Dans un arrêt de principe [ATF 149 II 158] rendu le 17 mars 2023, le Tribunal fédéral a mis fin à une longue pratique administrative concernant l'imposition des apports de capital dissimulés. En interprétant l’articles 20, alinéa 3 de la Loi fédérale sur l’impôt fédéral direct (LIFD), le Tribunal a conclu que le remboursement de ces apports devait être exonéré de l’impôt sur le revenu, même sans comptabilisation distincte. La pratique en matière d’impôt anticipé ne change toutefois pas. 

Pour rappel, l'article 20, alinéa 3 de la LIFD prévoit que le remboursement des versements supplémentaires effectués par les actionnaires est exonéré d’impôt sur le revenu, tout comme le remboursement de capital-actions. Cette exonération était toutefois traditionnellement retreinte aux apports et versements comptabilisés sur un compte distinct. En conséquence et selon la pratique administrative antérieure, les apports de capital dissimulés ne pouvaient pas bénéficier de cette exonération. Cette exigence de comptabilisation trouvait sa source dans la Circulaire n°29c de l’AFC (Administration Fédérale des Contributions).

 

Quel était le contexte ?

La société B SA, sise en Suisse, a acquis en 2003 un immeuble à l’étranger destiné à l’hôtellerie. Une partie du prix d'achat incluait un droit de superficie qui appartenait à l’actionnaire A de la société ainsi que des frais d'acquisition que A avait fournis. La société B SA avait comptabilisé cet immeuble en-dessous de son coût d’acquisition.

Au cours des années suivantes, la société B SA a effectué diverses réévaluations sur cet immeuble. L’actionnaire A a également repris, à titre gratuit, des dettes hypothécaires qui grevaient l’immeuble. Lors de la liquidation de B SA en 2015, la vente de l’immeuble a généré un bénéfice comptable de CHF 2,2 millions. Les autorités cantonales ont considéré que cette somme constituait un bénéfice de liquidation, soumis à l’impôt sur le revenu dans le chef de l’actionnaire A. 

 

La décision du Tribunal fédéral

Le Tribunal fédéral a accepté le recours de l’actionnaire A et a confirmé que le bénéfice de liquidation provenait des apports dissimulés (réalisés lors de l’achat de l’immeuble et au cours des années suivantes) effectués par l’actionnaire A. Le Tribunal fédéral a établi que les apports de capital dissimulés peuvent bénéficier de l'exonération prévue par l'article 20 de la LIFD, indépendamment des exigences de comptabilisation imposées par la Circulaire 29c. Le Tribunal fédéral a donc jugé que le bénéfice de liquidation provenant des apports dissimulés ne devait pas être soumis à l’impôt sur le revenu. 

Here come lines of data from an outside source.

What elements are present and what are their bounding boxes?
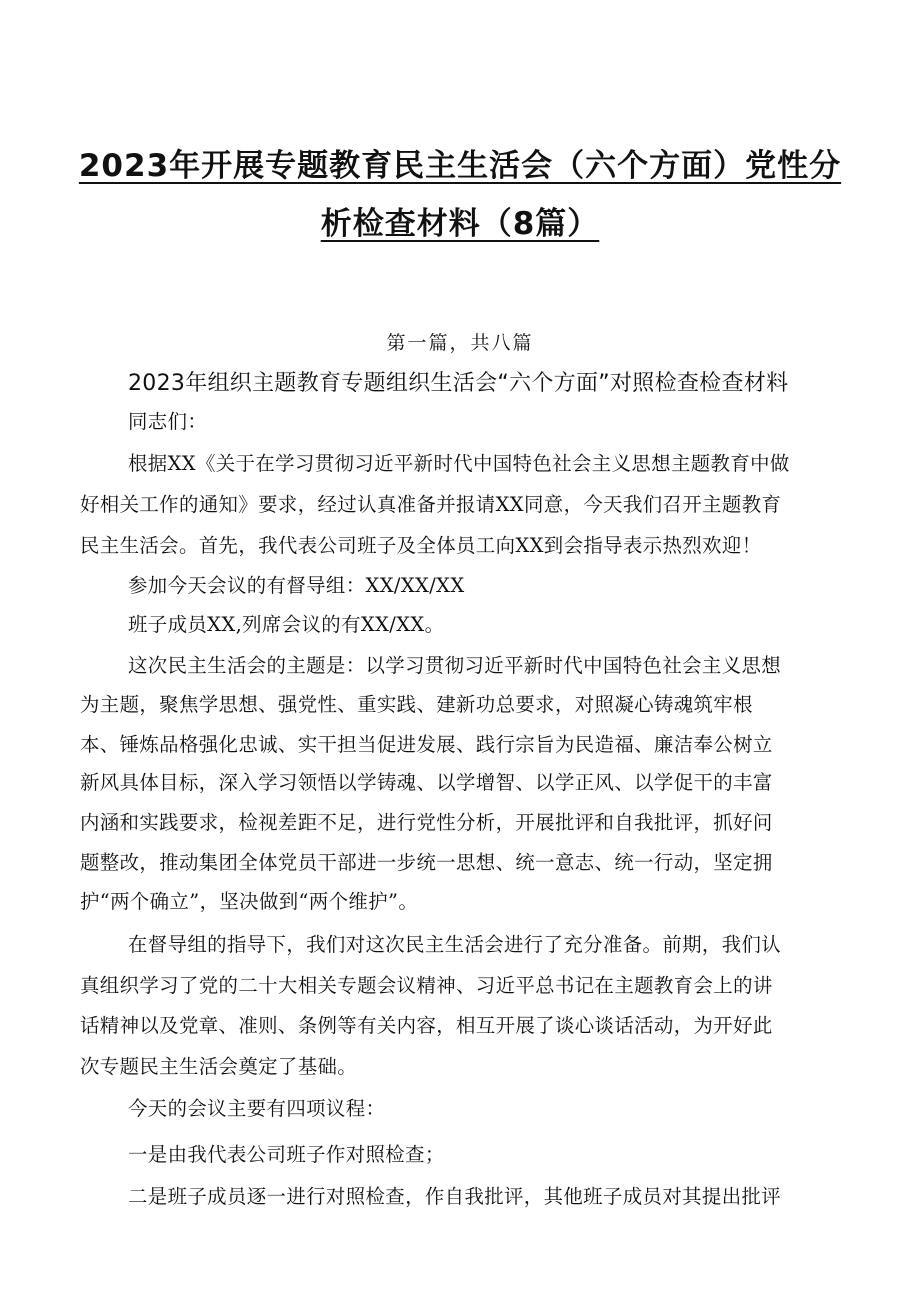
body-line: 为主题，聚焦学思想、强党性、重实践、建新功总要求，对照凝心铸魂筑牢根	[80, 693, 753, 716]
body-line: 在督导组的指导下，我们对这次民主生活会进行了充分准备。前期，我们认	[128, 933, 782, 956]
body-line: 同志们：	[128, 410, 208, 433]
body-line: 一是由我代表公司班子作对照检查；	[128, 1143, 445, 1166]
body-line: 护“两个确立”，坚决做到“两个维护”。	[80, 890, 419, 913]
body-line: 新风具体目标，深入学习领悟以学铸魂、以学增智、以学正风、以学促干的丰富	[80, 771, 773, 794]
part-label: 第一篇，共八篇	[386, 332, 534, 354]
document-title-line-2: 析检查材料（8篇）	[320, 206, 600, 242]
body-line: 参加今天会议的有督导组：XX/XX/XX	[128, 574, 465, 597]
body-line: 本、锤炼品格强化忠诚、实干担当促进发展、践行宗旨为民造福、廉洁奉公树立	[80, 733, 773, 756]
body-line: 真组织学习了党的二十大相关专题会议精神、习近平总书记在主题教育会上的讲	[80, 974, 773, 997]
body-line: 民主生活会。首先，我代表公司班子及全体员工向XX到会指导表示热烈欢迎！	[80, 534, 762, 557]
body-line: 这次民主生活会的主题是：以学习贯彻习近平新时代中国特色社会主义思想	[128, 654, 782, 677]
document-title-line-1: 2023年开展专题教育民主生活会（六个方面）党性分	[78, 148, 842, 184]
body-line: 二是班子成员逐一进行对照检查，作自我批评，其他班子成员对其提出批评	[128, 1185, 782, 1208]
body-line: 内涵和实践要求，检视差距不足，进行党性分析，开展批评和自我批评，抓好问	[80, 811, 773, 834]
section-title: 2023年组织主题教育专题组织生活会“六个方面”对照检查检查材料	[128, 371, 789, 396]
body-line: 话精神以及党章、准则、条例等有关内容，相互开展了谈心谈话活动，为开好此	[80, 1014, 773, 1037]
body-line: 根据XX《关于在学习贯彻习近平新时代中国特色社会主义思想主题教育中做	[128, 452, 790, 475]
body-line: 好相关工作的通知》要求，经过认真准备并报请XX同意，今天我们召开主题教育	[80, 493, 782, 516]
body-line: 次专题民主生活会奠定了基础。	[80, 1055, 358, 1078]
body-line: 今天的会议主要有四项议程：	[128, 1097, 386, 1120]
body-line: 题整改，推动集团全体党员干部进一步统一思想、统一意志、统一行动，坚定拥	[80, 851, 773, 874]
body-line: 班子成员XX,列席会议的有XX/XX。	[128, 613, 445, 636]
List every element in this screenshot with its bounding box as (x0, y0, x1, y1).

Il en va toutefois différemment d’un point de vue de l’impôt anticipé, impôt pour lequel l’exigence de comptabilisation est maintenue. Le versement d’un bénéfice de liquidation provenant d’apport dissimulé reste ainsi soumis à l’impôt anticipé et il revient à la société de le prélever.

 

Champs d’application ? 

Rien dans l’arrêt ne laisse entrevoir le champ d’application de cette nouvelle pratique. L’AFC a ainsi précisé son champ d’application en le limitant aux distributions d’apports dissimulés en cas de liquidation d’une société. Il appartient néanmoins aux actionnaires de prouver l'existence de ces apports dissimulés. Cela soulève la question des apports dissimulés effectués dans le passé (notamment lors de restructuration) et de l’annonce des nouveaux apports dissimulés. L’absence d’imposition soulève également la question de la déclaration de ces revenus et de la récupération de l’impôt anticipé pour l’actionnaire.